New York: The asteroid impact that wiped out dinosaurs from Earth also gave birth to the Amazon rainforest, says a new study.
In an analysis of thousands of fossil pollen and leaves, the researchers found that the cataclysmic asteroid impact that resulted in the destruction of nearly 75 per cent of all terrestrial life on Earth drastically restructured tropical forests.
It set the stage for the evolution of what has become one of the planet’s most diverse ecosystems — the neotropical rainforest, according to the study published in the journal Science.
While the end-Cretaceous impact nearly 66 million years ago was catastrophic for terrestrial ecosystems worldwide, its long-term effects on tropical forests have remained a mystery.
This is largely due to the lack of palaeobotanical exploration in the region, which has only just begun to provide the data needed to evaluate these questions.
For the study, Monica Carvalho from the Smithsonian Tropical Research Institution in Panama, and colleagues used fossil pollen and leaves recovered from Colombia to characterise how the impact changed South American tropical forests, finding large-scale changes in species composition and forest structure.

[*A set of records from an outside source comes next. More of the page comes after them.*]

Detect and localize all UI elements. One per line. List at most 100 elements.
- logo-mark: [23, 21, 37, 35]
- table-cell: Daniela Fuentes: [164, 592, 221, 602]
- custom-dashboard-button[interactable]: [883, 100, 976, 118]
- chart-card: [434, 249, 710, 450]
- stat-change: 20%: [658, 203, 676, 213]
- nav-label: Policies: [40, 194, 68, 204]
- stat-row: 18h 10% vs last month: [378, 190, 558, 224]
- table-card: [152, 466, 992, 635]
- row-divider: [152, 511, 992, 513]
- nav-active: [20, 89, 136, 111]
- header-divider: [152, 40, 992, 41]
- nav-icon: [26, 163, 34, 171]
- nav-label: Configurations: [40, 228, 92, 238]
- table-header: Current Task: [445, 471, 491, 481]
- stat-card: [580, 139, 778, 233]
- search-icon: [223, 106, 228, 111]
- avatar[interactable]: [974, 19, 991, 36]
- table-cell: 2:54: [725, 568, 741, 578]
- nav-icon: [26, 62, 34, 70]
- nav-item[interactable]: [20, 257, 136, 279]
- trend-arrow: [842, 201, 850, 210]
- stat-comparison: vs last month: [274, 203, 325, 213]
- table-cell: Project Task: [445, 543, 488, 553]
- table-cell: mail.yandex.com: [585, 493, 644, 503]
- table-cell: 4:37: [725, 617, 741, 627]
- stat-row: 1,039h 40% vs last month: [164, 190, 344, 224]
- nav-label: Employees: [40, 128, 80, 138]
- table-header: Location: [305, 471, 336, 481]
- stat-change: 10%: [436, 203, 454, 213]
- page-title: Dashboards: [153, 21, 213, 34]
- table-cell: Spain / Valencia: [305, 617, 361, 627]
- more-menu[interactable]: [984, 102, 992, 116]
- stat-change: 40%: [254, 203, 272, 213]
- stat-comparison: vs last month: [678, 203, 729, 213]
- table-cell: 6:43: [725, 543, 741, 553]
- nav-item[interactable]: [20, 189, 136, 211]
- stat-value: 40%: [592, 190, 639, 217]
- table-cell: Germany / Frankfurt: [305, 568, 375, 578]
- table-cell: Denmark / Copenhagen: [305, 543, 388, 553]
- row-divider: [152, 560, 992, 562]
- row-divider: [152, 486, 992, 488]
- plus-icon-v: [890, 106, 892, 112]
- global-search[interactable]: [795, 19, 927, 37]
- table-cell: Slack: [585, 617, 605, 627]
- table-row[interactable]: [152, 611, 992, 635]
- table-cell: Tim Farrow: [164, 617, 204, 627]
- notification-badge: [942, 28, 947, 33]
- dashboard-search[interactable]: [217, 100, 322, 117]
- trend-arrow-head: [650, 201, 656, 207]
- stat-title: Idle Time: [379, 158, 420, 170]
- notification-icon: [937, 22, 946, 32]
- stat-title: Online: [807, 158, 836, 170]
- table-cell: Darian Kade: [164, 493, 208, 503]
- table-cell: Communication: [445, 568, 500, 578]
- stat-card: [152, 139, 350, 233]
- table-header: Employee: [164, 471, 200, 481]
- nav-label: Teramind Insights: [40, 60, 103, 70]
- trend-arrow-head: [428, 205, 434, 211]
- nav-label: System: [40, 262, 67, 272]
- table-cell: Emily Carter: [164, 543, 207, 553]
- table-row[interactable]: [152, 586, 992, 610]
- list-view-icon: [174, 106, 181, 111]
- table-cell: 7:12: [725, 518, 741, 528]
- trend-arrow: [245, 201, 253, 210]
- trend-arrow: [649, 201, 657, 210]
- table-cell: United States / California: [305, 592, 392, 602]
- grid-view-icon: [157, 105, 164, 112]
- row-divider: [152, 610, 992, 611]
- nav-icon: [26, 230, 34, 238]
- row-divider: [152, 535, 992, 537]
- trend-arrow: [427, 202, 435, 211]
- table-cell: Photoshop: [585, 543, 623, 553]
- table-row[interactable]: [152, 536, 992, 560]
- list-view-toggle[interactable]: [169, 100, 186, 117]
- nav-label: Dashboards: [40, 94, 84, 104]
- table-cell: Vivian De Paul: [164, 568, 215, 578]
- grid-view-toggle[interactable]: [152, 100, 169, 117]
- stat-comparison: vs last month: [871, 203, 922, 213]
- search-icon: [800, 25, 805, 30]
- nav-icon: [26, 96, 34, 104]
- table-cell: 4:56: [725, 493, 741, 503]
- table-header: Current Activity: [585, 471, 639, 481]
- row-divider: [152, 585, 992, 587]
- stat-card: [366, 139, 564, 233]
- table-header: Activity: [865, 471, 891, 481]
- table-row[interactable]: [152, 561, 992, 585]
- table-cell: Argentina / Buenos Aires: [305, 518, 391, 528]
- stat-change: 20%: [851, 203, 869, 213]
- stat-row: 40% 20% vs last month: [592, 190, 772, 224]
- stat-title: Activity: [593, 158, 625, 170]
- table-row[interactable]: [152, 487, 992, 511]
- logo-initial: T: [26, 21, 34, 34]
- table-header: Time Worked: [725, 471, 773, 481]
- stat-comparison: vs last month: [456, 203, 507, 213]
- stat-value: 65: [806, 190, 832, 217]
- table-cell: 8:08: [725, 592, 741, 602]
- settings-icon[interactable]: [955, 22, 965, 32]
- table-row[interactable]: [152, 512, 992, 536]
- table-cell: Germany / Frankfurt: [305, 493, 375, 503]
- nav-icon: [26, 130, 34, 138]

According to the findings, late Cretaceous rainforests were characterised by an open canopy environment.
However, plant diversity declined by roughly 45 per cent at the Cretaceous-Paleogene (K/Pg) boundary and extinctions were widespread, particularly among seed-bearing plants.
While the forests recovered over the subsequent six million years, angiosperms, or flowering plants, came to dominate the forests, said the study.
This transition led to the closed canopy structure and the layered, vertical distribution of plant biodiversity that defines modern tropical rainforests, said the study.